Database Replication Trouble Shooting
Database replication is a robust solution that should handle issues such as loss of network connection between the two servers. However certain chains of events can cause replication to fail. These are where transactions created on one server (whilst there is no connection between the two servers) can then not be implemented on the other server.
- Sync job runs on both servers whilst connection is lost leading to trying to delete the same account twice
- Sync jobs running at exactly the same time on both servers possibly leading to trying to create the same account twice.
An issue like these will stop database changes from replicating and the databases will become out of sync.
Checking Replication Status
To check the replication status of the two databases log onto both servers and access the database console
Then on each server type the command
show slave status\G;
You should see on both servers
Slave_IO_Running: Yes Slave_SQL_Running: Yes
You can also run
show master status;
and you would expect to see the value in the position column (626 in this example) to match the value for Read_Master_Log_Pos from the show slave status command on the*other* sever.
If the slave has stopped running you can try and restart them by running the start slave command from within the MySQL console on both servers.
if after this command show slave status still shows that they are not both running that the replication needs to be repaired.
Scripts are supplied to help repair replication. These scripts are under /opt/idenprotect/scripts. If you do not have these on your installation email firstname.lastname@example.org
The scripts take a back-up of each database, however, it is highly recommended that a manual back up of both databases is taken before attempting to repair replication
The replication repair process will copy across the "correct database" to the "out of date" database. Before beginning this process it has to be decided which database is going to be preserved.
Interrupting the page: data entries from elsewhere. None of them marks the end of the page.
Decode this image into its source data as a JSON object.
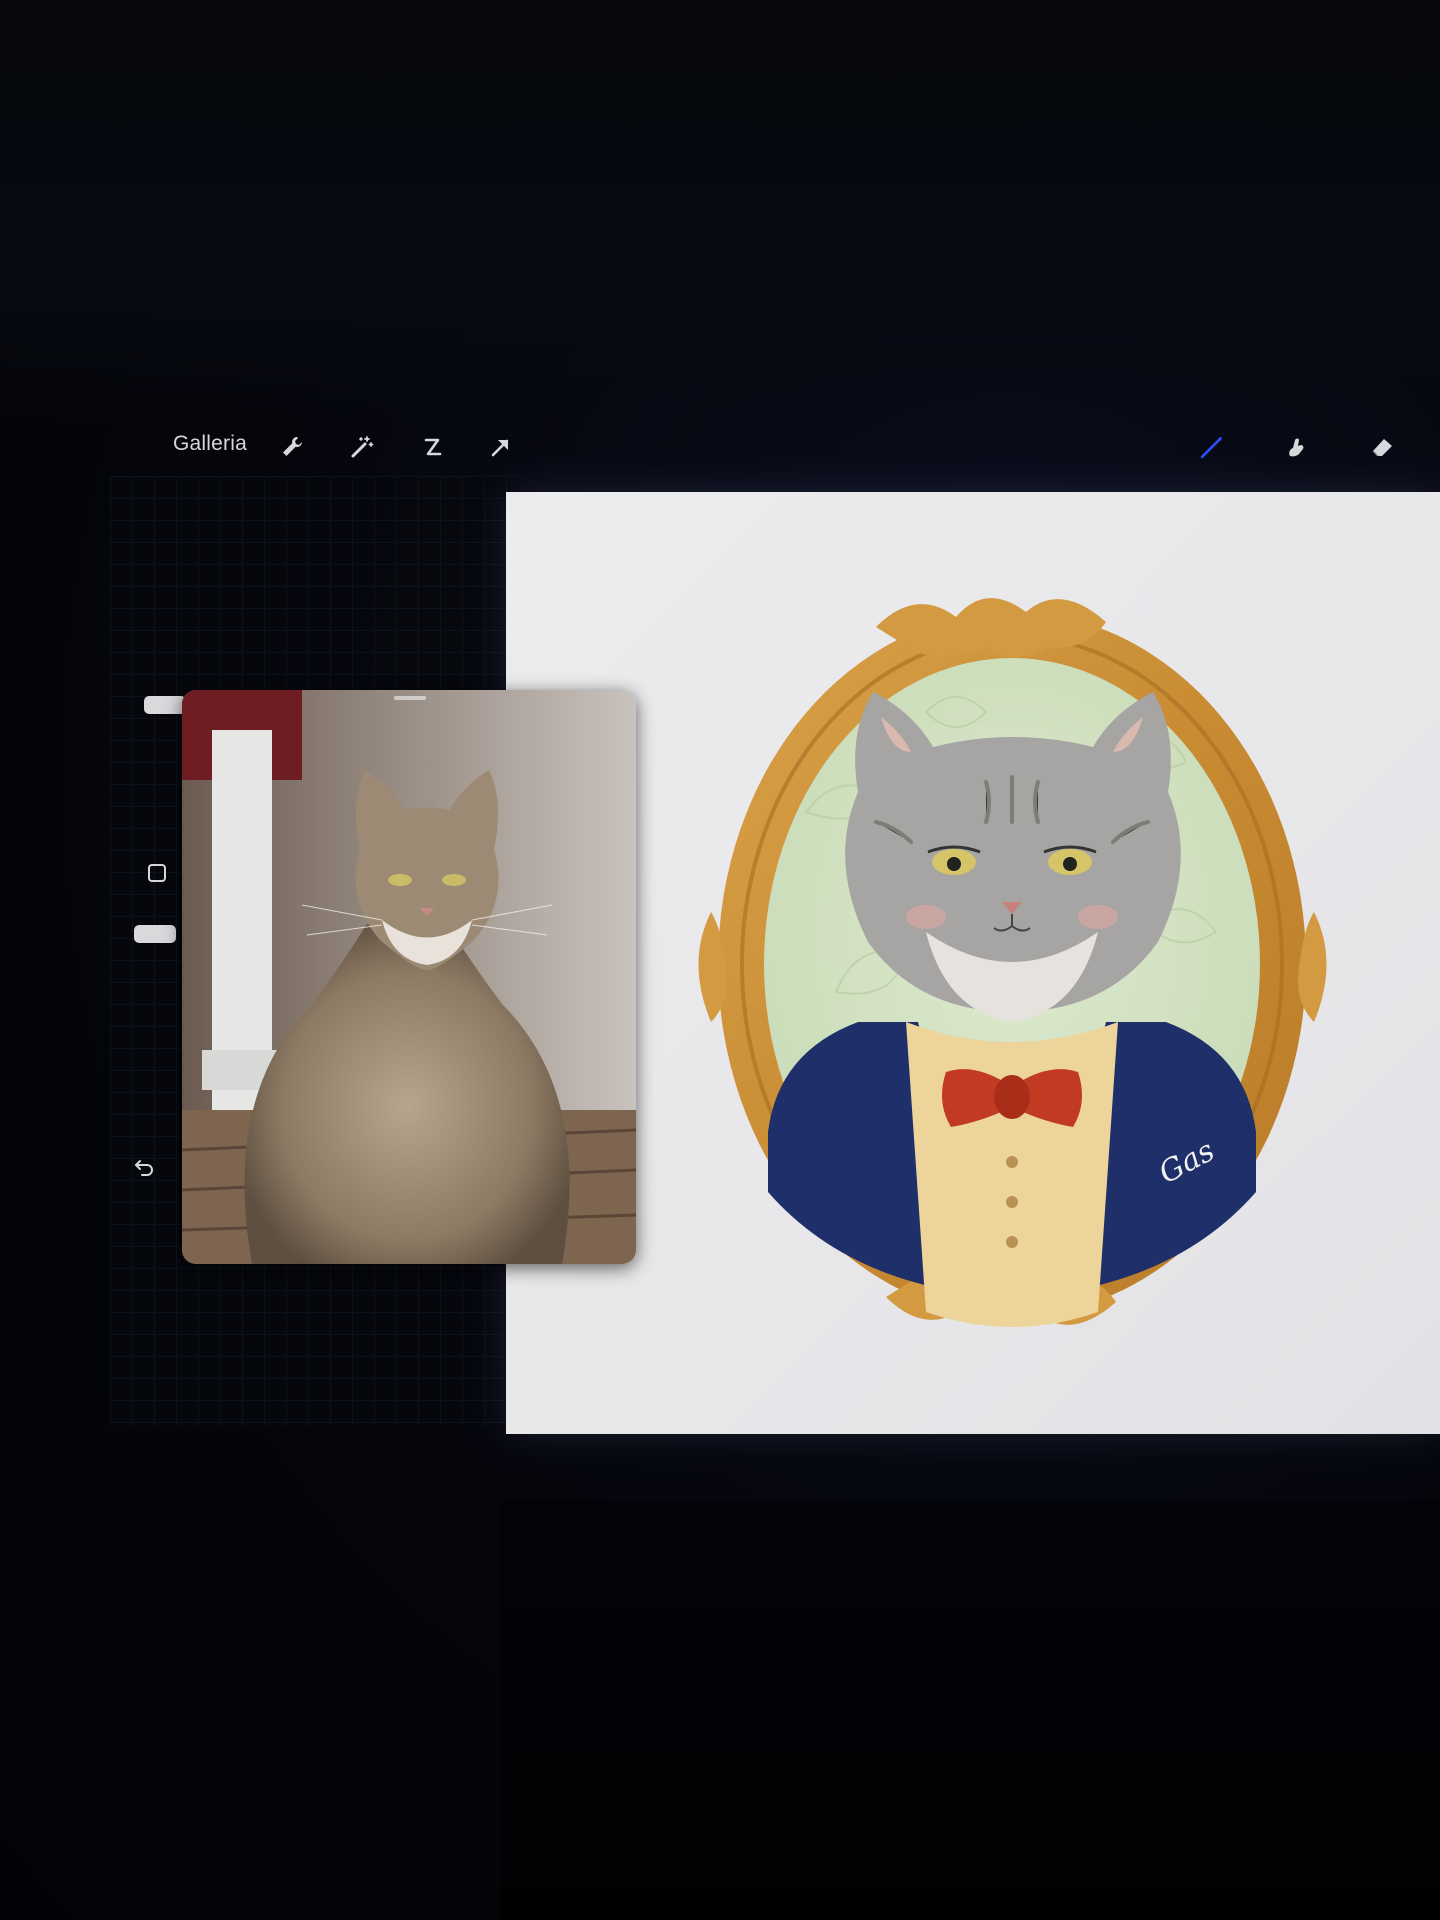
{
  "toolbar": {
    "gallery_label": "Galleria",
    "left_tools": [
      "wrench-icon",
      "magic-wand-icon",
      "selection-icon",
      "transform-arrow-icon"
    ],
    "right_tools": [
      "brush-icon",
      "smudge-icon",
      "eraser-icon"
    ],
    "active_tool_color": "#2f4fff"
  },
  "sidebar": {
    "controls": [
      "brush-size-slider",
      "modify-button",
      "opacity-slider",
      "undo-button"
    ]
  },
  "canvas": {
    "background": "#e9e9ec",
    "frame_color": "#c9903a",
    "mat_color": "#d8e6c9",
    "jacket_color": "#1f2f6a",
    "bow_color": "#c23a22",
    "signature": "Gas"
  },
  "reference": {
    "subject": "tabby-cat-photo"
  }
}
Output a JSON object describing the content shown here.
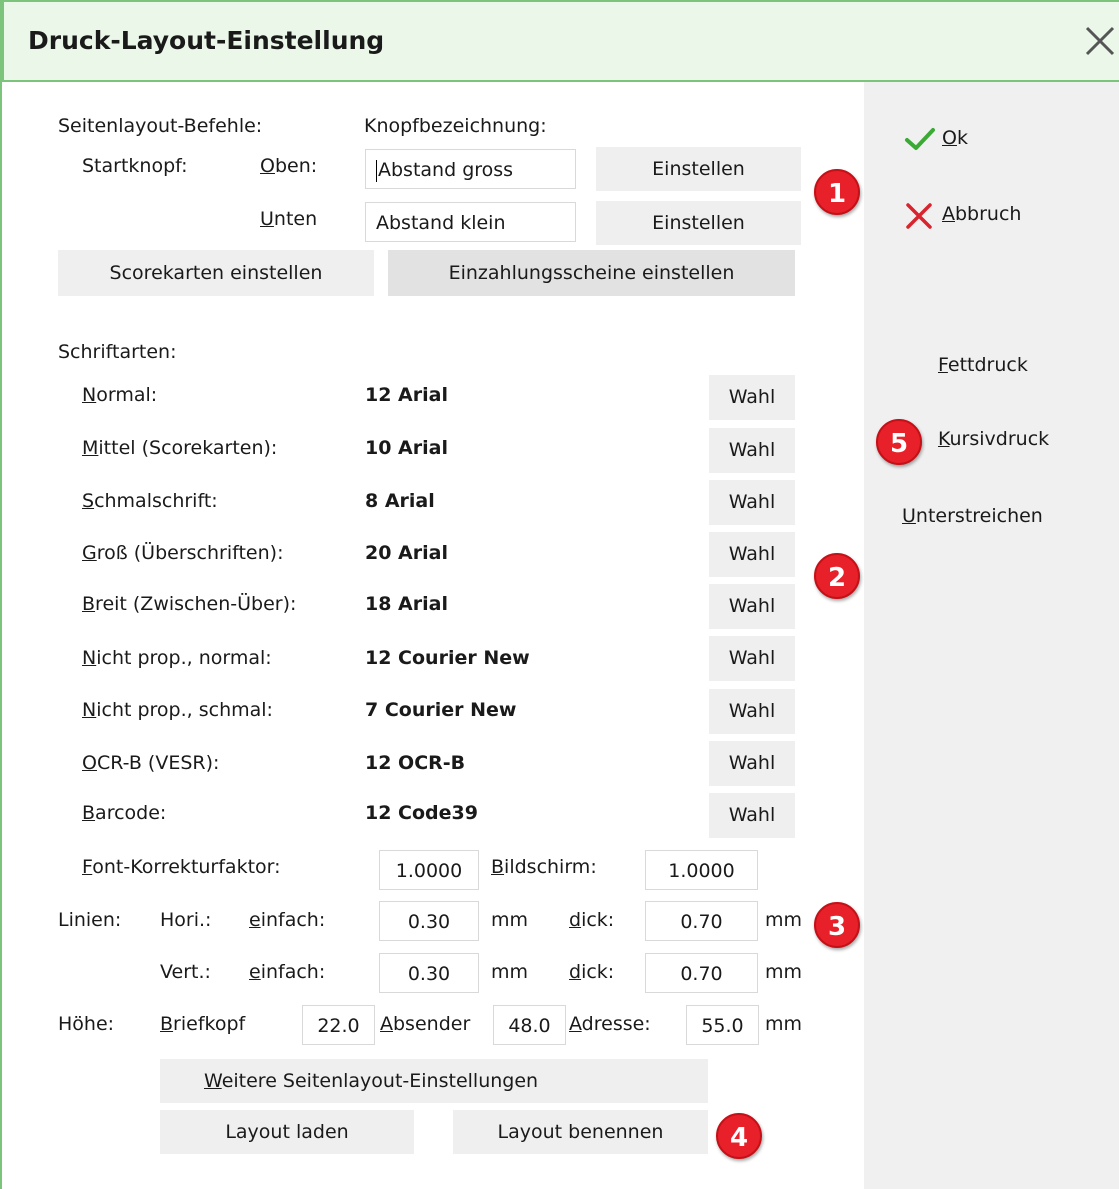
{
  "title": "Druck-Layout-Einstellung",
  "side": {
    "ok": "Ok",
    "cancel": "Abbruch",
    "bold": "Fettdruck",
    "italic": "Kursivdruck",
    "underline": "Unterstreichen"
  },
  "page_layout": {
    "heading": "Seitenlayout-Befehle:",
    "button_caption_heading": "Knopfbezeichnung:",
    "start_button": "Startknopf:",
    "top": {
      "label": "Oben:",
      "value": "Abstand gross",
      "button": "Einstellen"
    },
    "bottom": {
      "label": "Unten",
      "value": "Abstand klein",
      "button": "Einstellen"
    },
    "scorecards_button": "Scorekarten einstellen",
    "payment_slips_button": "Einzahlungsscheine einstellen"
  },
  "fonts": {
    "heading": "Schriftarten:",
    "choose": "Wahl",
    "items": [
      {
        "label": "Normal:",
        "value": "12 Arial"
      },
      {
        "label": "Mittel (Scorekarten):",
        "value": "10 Arial"
      },
      {
        "label": "Schmalschrift:",
        "value": "8 Arial"
      },
      {
        "label": "Groß (Überschriften):",
        "value": "20 Arial"
      },
      {
        "label": "Breit (Zwischen-Über):",
        "value": "18 Arial"
      },
      {
        "label": "Nicht prop., normal:",
        "value": "12 Courier New"
      },
      {
        "label": "Nicht prop., schmal:",
        "value": "7 Courier New"
      },
      {
        "label": "OCR-B (VESR):",
        "value": "12 OCR-B"
      },
      {
        "label": "Barcode:",
        "value": "12 Code39"
      }
    ]
  },
  "correction": {
    "label": "Font-Korrekturfaktor:",
    "value": "1.0000",
    "screen_label": "Bildschirm:",
    "screen_value": "1.0000"
  },
  "lines": {
    "label": "Linien:",
    "hori": {
      "label": "Hori.:",
      "simple_label": "einfach:",
      "simple": "0.30",
      "thick_label": "dick:",
      "thick": "0.70"
    },
    "vert": {
      "label": "Vert.:",
      "simple_label": "einfach:",
      "simple": "0.30",
      "thick_label": "dick:",
      "thick": "0.70"
    },
    "unit": "mm"
  },
  "height": {
    "label": "Höhe:",
    "letterhead_label": "Briefkopf",
    "letterhead": "22.0",
    "sender_label": "Absender",
    "sender": "48.0",
    "address_label": "Adresse:",
    "address": "55.0",
    "unit": "mm"
  },
  "bottom_buttons": {
    "more": "Weitere Seitenlayout-Einstellungen",
    "load": "Layout laden",
    "rename": "Layout benennen"
  },
  "badges": [
    "1",
    "2",
    "3",
    "4",
    "5"
  ],
  "colors": {
    "title_bg": "#eaf7e9",
    "title_border": "#7cc47c",
    "badge": "#e8202a",
    "ok_check": "#3aaa35",
    "cancel_x": "#d9232e"
  }
}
- Stop the idenprotect service from running on both servers
- Run the script resetReplication.sh on both servers this will stop replication, and take a back up of the database
- Check that the back up has been created, it will be under /etc/idenprotect and be called database<date>.sql where <date> is today's date
- Run the script restartReplication.sh, this will recreate the database and then restart replication.
- Only on the server that has the database to be preserved run the script restoreDatabase.sh. This will restore the database locally and also recreate an identical copy on the other server
- Start the idenprotect service on both servers
Once this process has been completed you can check the replication status as described earlier.